Es scheint zwar, als sei Kale der neue Trend aus den USA, der nun auch bei uns langsam ankommt. Aber eigentlich ist das Gegenteil der Fall: In Deutschland wurde Grünkohl schon im 16. Jahrhundert gegessen. Weil die Saison des Kohls genau in die kältesten Monate des Jahres fällt, verarbeitete man ihn damals zu einem warmen Eintopf.

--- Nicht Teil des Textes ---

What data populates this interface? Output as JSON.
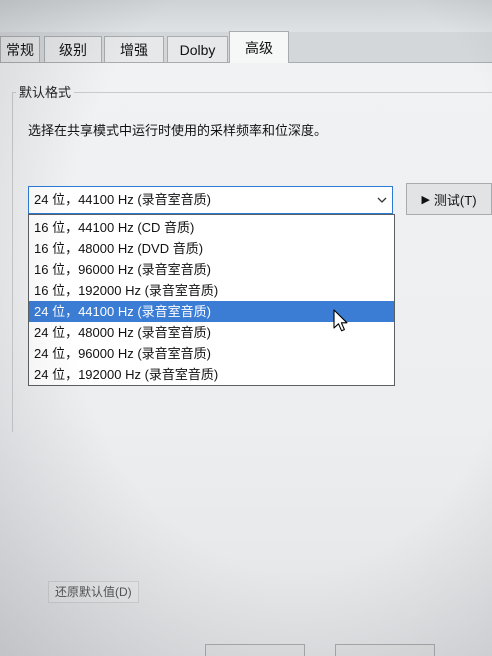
{
  "tabs": [
    {
      "label": "常规"
    },
    {
      "label": "级别"
    },
    {
      "label": "增强"
    },
    {
      "label": "Dolby"
    },
    {
      "label": "高级"
    }
  ],
  "selected_tab_index": 4,
  "default_format": {
    "group_title": "默认格式",
    "description": "选择在共享模式中运行时使用的采样频率和位深度。",
    "selected_value": "24 位，44100 Hz (录音室音质)",
    "test_button_label": "测试(T)",
    "options": [
      "16 位，44100 Hz (CD 音质)",
      "16 位，48000 Hz (DVD 音质)",
      "16 位，96000 Hz (录音室音质)",
      "16 位，192000 Hz (录音室音质)",
      "24 位，44100 Hz (录音室音质)",
      "24 位，48000 Hz (录音室音质)",
      "24 位，96000 Hz (录音室音质)",
      "24 位，192000 Hz (录音室音质)"
    ],
    "highlighted_index": 4
  },
  "restore_defaults_label": "还原默认值(D)",
  "icons": {
    "combo": "chevron-down-icon",
    "test": "play-icon",
    "pointer": "mouse-cursor-icon"
  },
  "colors": {
    "focus_border": "#2c7ad6",
    "selection": "#3b7cd4"
  }
}
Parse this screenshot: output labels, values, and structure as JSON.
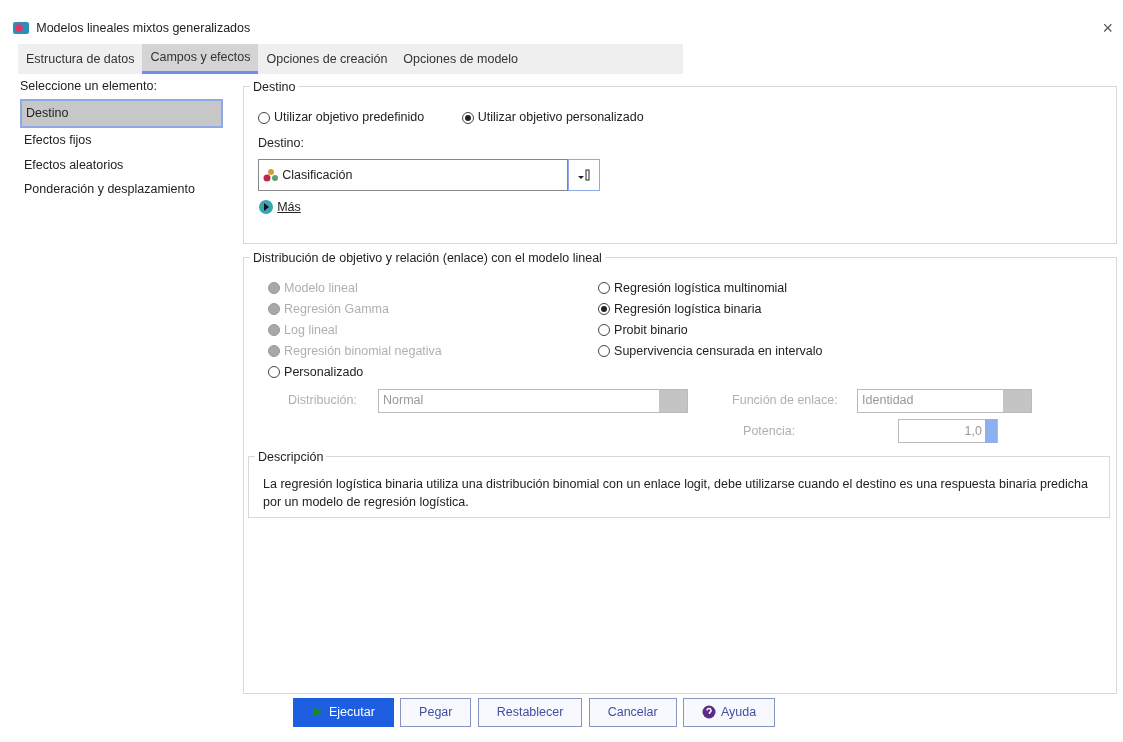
{
  "window": {
    "title": "Modelos lineales mixtos generalizados",
    "close": "×"
  },
  "tabs": [
    {
      "label": "Estructura de datos",
      "selected": false
    },
    {
      "label": "Campos y efectos",
      "selected": true
    },
    {
      "label": "Opciones de creación",
      "selected": false
    },
    {
      "label": "Opciones de modelo",
      "selected": false
    }
  ],
  "sidebar": {
    "label": "Seleccione un elemento:",
    "items": [
      {
        "label": "Destino",
        "selected": true
      },
      {
        "label": "Efectos fijos",
        "selected": false
      },
      {
        "label": "Efectos aleatorios",
        "selected": false
      },
      {
        "label": "Ponderación y desplazamiento",
        "selected": false
      }
    ]
  },
  "target_group": {
    "title": "Destino",
    "options": [
      {
        "label": "Utilizar objetivo predefinido",
        "selected": false
      },
      {
        "label": "Utilizar objetivo personalizado",
        "selected": true
      }
    ],
    "field_label": "Destino:",
    "field_value": "Clasificación",
    "more": "Más"
  },
  "distribution_group": {
    "title": "Distribución de objetivo y relación (enlace) con el modelo lineal",
    "left_options": [
      {
        "label": "Modelo lineal",
        "selected": false,
        "disabled": true
      },
      {
        "label": "Regresión Gamma",
        "selected": false,
        "disabled": true
      },
      {
        "label": "Log lineal",
        "selected": false,
        "disabled": true
      },
      {
        "label": "Regresión binomial negativa",
        "selected": false,
        "disabled": true
      },
      {
        "label": "Personalizado",
        "selected": false,
        "disabled": false
      }
    ],
    "right_options": [
      {
        "label": "Regresión logística multinomial",
        "selected": false,
        "disabled": false
      },
      {
        "label": "Regresión logística binaria",
        "selected": true,
        "disabled": false
      },
      {
        "label": "Probit binario",
        "selected": false,
        "disabled": false
      },
      {
        "label": "Supervivencia censurada en intervalo",
        "selected": false,
        "disabled": false
      }
    ],
    "distribution": {
      "label": "Distribución:",
      "value": "Normal",
      "disabled": true
    },
    "link_function": {
      "label": "Función de enlace:",
      "value": "Identidad",
      "disabled": true
    },
    "power": {
      "label": "Potencia:",
      "value": "1,0",
      "disabled": true
    },
    "description": {
      "title": "Descripción",
      "text": "La regresión logística binaria utiliza una distribución binomial con un enlace logit, debe utilizarse cuando el destino es una respuesta binaria predicha por un modelo de regresión logística."
    }
  },
  "buttons": [
    {
      "label": "Ejecutar",
      "kind": "run"
    },
    {
      "label": "Pegar",
      "kind": "plain"
    },
    {
      "label": "Restablecer",
      "kind": "plain"
    },
    {
      "label": "Cancelar",
      "kind": "plain"
    },
    {
      "label": "Ayuda",
      "kind": "help"
    }
  ]
}
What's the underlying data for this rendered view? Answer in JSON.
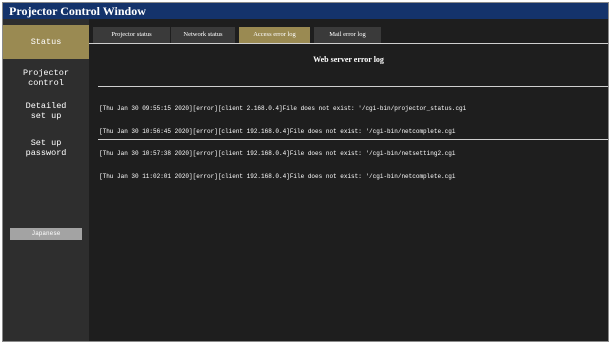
{
  "window": {
    "title": "Projector Control Window"
  },
  "sidebar": {
    "items": [
      {
        "label": "Status"
      },
      {
        "label": "Projector\ncontrol"
      },
      {
        "label": "Detailed\nset up"
      },
      {
        "label": "Set up\npassword"
      }
    ],
    "language_button": "Japanese"
  },
  "tabs": [
    {
      "label": "Projector status"
    },
    {
      "label": "Network status"
    },
    {
      "label": "Access error log"
    },
    {
      "label": "Mail error log"
    }
  ],
  "panel": {
    "title": "Web server error log",
    "log_lines": [
      "[Thu Jan 30 09:55:15 2020][error][client 2.168.0.4]File does not exist: '/cgi-bin/projector_status.cgi",
      "[Thu Jan 30 10:56:45 2020][error][client 192.168.0.4]File does not exist: '/cgi-bin/netcomplete.cgi",
      "[Thu Jan 30 10:57:38 2020][error][client 192.168.0.4]File does not exist: '/cgi-bin/netsetting2.cgi",
      "[Thu Jan 30 11:02:01 2020][error][client 192.168.0.4]File does not exist: '/cgi-bin/netcomplete.cgi"
    ]
  },
  "colors": {
    "titlebar": "#14336b",
    "active": "#9a8a52",
    "background": "#1e1e1e"
  }
}
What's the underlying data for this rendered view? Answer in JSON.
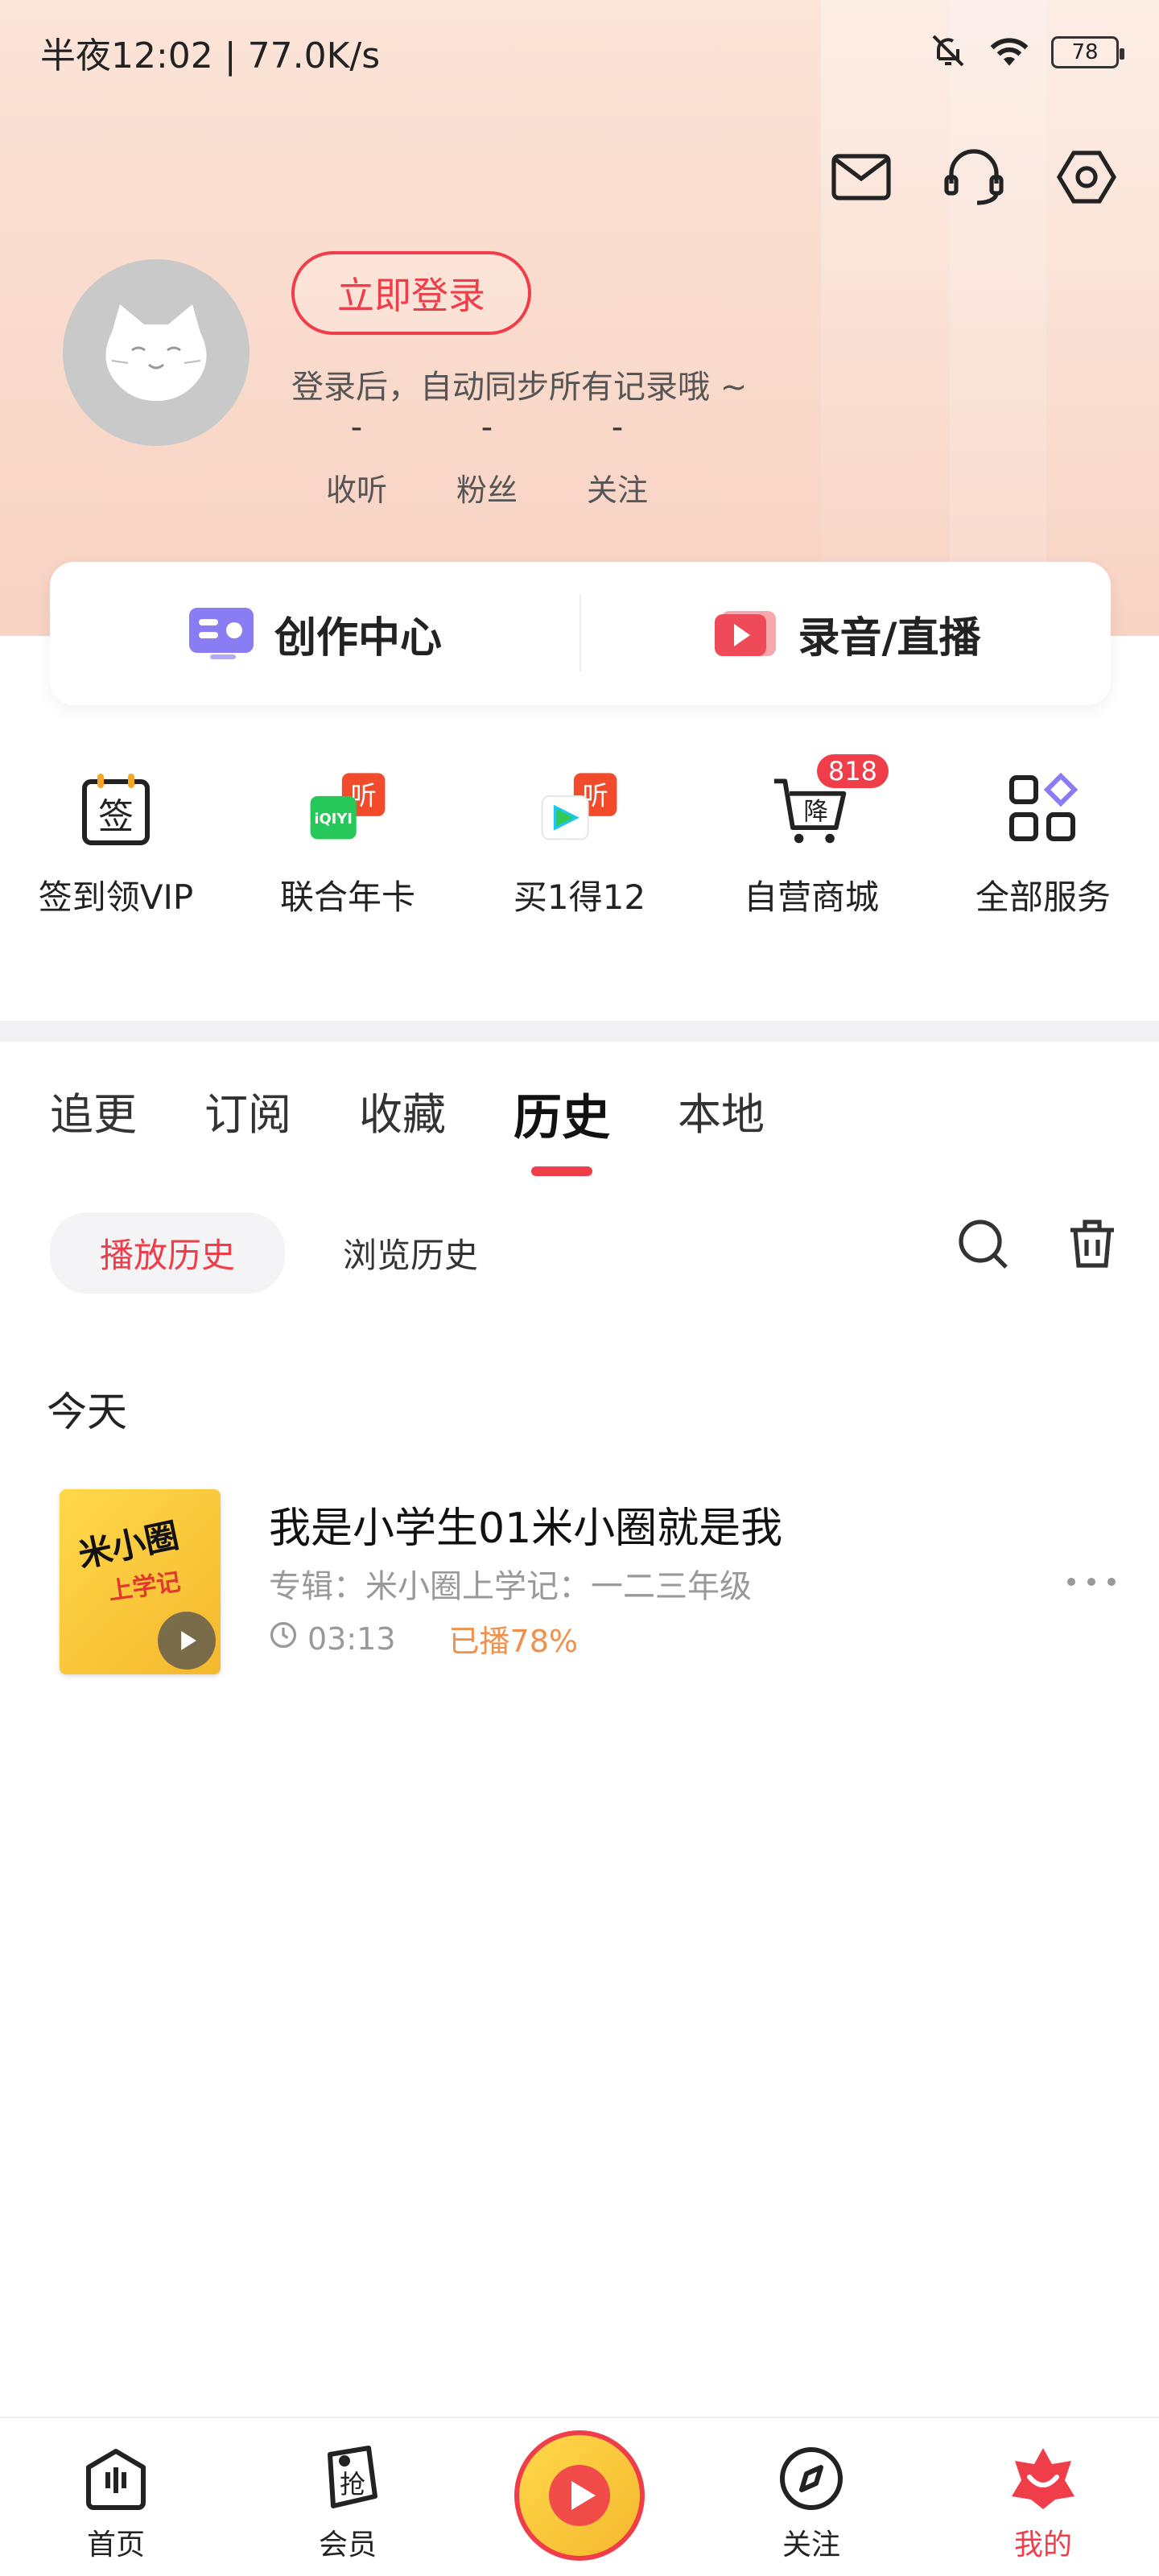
{
  "status_bar": {
    "time_speed": "半夜12:02 | 77.0K/s",
    "battery": "78"
  },
  "header_icons": [
    "mail-icon",
    "headset-icon",
    "settings-icon"
  ],
  "profile": {
    "login_button": "立即登录",
    "hint": "登录后，自动同步所有记录哦 ~",
    "stats": [
      {
        "value": "-",
        "label": "收听"
      },
      {
        "value": "-",
        "label": "粉丝"
      },
      {
        "value": "-",
        "label": "关注"
      }
    ]
  },
  "create": {
    "creator_center": "创作中心",
    "record_live": "录音/直播"
  },
  "services": [
    {
      "label": "签到领VIP",
      "icon": "checkin-icon",
      "icon_text": "签"
    },
    {
      "label": "联合年卡",
      "icon": "iqiyi-ting-icon",
      "icon_text": "iQIYI"
    },
    {
      "label": "买1得12",
      "icon": "tencent-video-ting-icon",
      "icon_text": "听"
    },
    {
      "label": "自营商城",
      "icon": "cart-icon",
      "icon_text": "降",
      "badge": "818"
    },
    {
      "label": "全部服务",
      "icon": "grid-apps-icon"
    }
  ],
  "tabs": [
    {
      "label": "追更",
      "active": false
    },
    {
      "label": "订阅",
      "active": false
    },
    {
      "label": "收藏",
      "active": false
    },
    {
      "label": "历史",
      "active": true
    },
    {
      "label": "本地",
      "active": false
    }
  ],
  "subtabs": [
    {
      "label": "播放历史",
      "active": true
    },
    {
      "label": "浏览历史",
      "active": false
    }
  ],
  "history": {
    "day_label": "今天",
    "items": [
      {
        "title": "我是小学生01米小圈就是我",
        "album": "专辑：米小圈上学记：一二三年级",
        "duration": "03:13",
        "progress_text": "已播78%",
        "cover_title": "米小圈",
        "cover_sub": "上学记"
      }
    ]
  },
  "bottom_nav": [
    {
      "label": "首页",
      "icon": "home-icon",
      "active": false
    },
    {
      "label": "会员",
      "icon": "vip-icon",
      "active": false
    },
    {
      "label": "",
      "icon": "now-playing-disc",
      "active": false
    },
    {
      "label": "关注",
      "icon": "compass-icon",
      "active": false
    },
    {
      "label": "我的",
      "icon": "mine-icon",
      "active": true
    }
  ],
  "colors": {
    "accent": "#ef3e4a",
    "progress": "#f0904a"
  }
}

Auch heute noch mögen viele Deutsche ihren Grünkohl deftig mit Kartoffeln und Wurst. In Amerika und Großbritannien ist man hingegen experimentierfreudiger: „Ich weiß, roher Grünkohl klingt furchtbar, aber vertraut mir, er kann großartig sein“, schrieb die britische Food-Bloggerin Ella Woodward – auch bekannt als Deliciously Ella – schon 2014. Seitdem propagieren sie und zahlreiche andere Blogger auf der ganzen Welt die gesundheitlichen Vorteile von Grünkohl. In Deutschland scheinen die meisten aber immer noch überrascht, dass das dunkelgrüne Gemüse nicht nur mit Wurst schmeckt, sondern auch Superfood-Qualitäten hat.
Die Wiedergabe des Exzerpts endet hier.